The Spierigs are long-time favorites of mine. They’re like the Lord and Miller (“21 Jump Street”) of taking tired, horror genretypes and reinvesting them with vital imagination. 2009’s “Daybreakers” is a great example. Vampires, sure—but it’s loaded with non-sparkly surprises. Their early zombie-indie, 2003’s “Undead,” similarly turned expectations on their ear. “Winchester” doesn’t really say anything overt about the current state of affairs concerning gun violence, though its formality made me wish they were directing a “Tales From the Hood” entry that applied this concept to unarmed black dudes who’ve been shot by the police. That would be their kind of crazy.

Instead, “Winchester” is more dramatic than horrific, though its thoughtfulness and creativity on both counts is pure Spierig. There are only so many jump scares and creepy angles to be had in this realm.

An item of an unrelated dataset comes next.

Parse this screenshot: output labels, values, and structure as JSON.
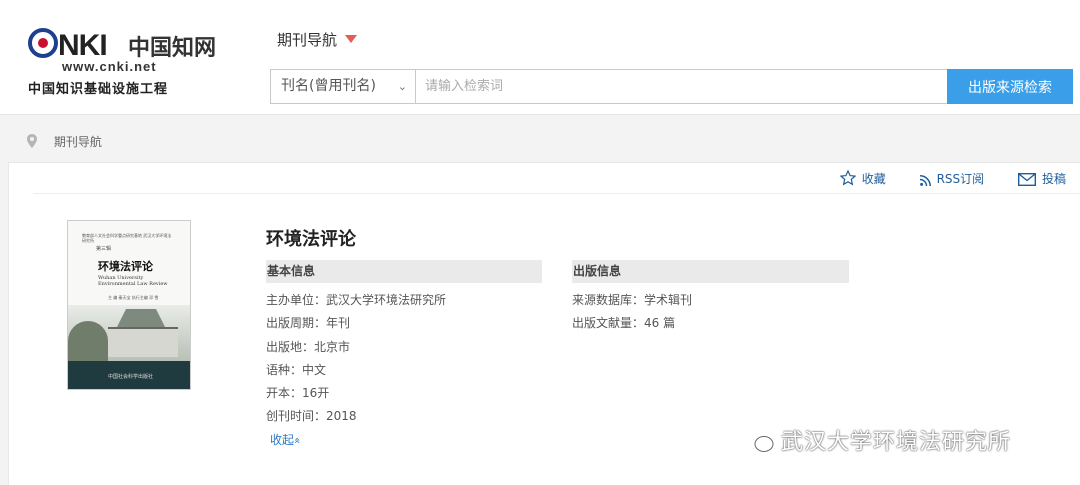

Here we have a well-made, well-acted ghost story, the reward of which lies in the script from the Spierigs and co-writer Tom Vaughn. The twists and turns are compelling enough alone and are made even more so with Mirren and Clarke’s engaging, invested performances.

Then again, I could also watch Mirren smoke cigarettes and read gun control legislation for two hours.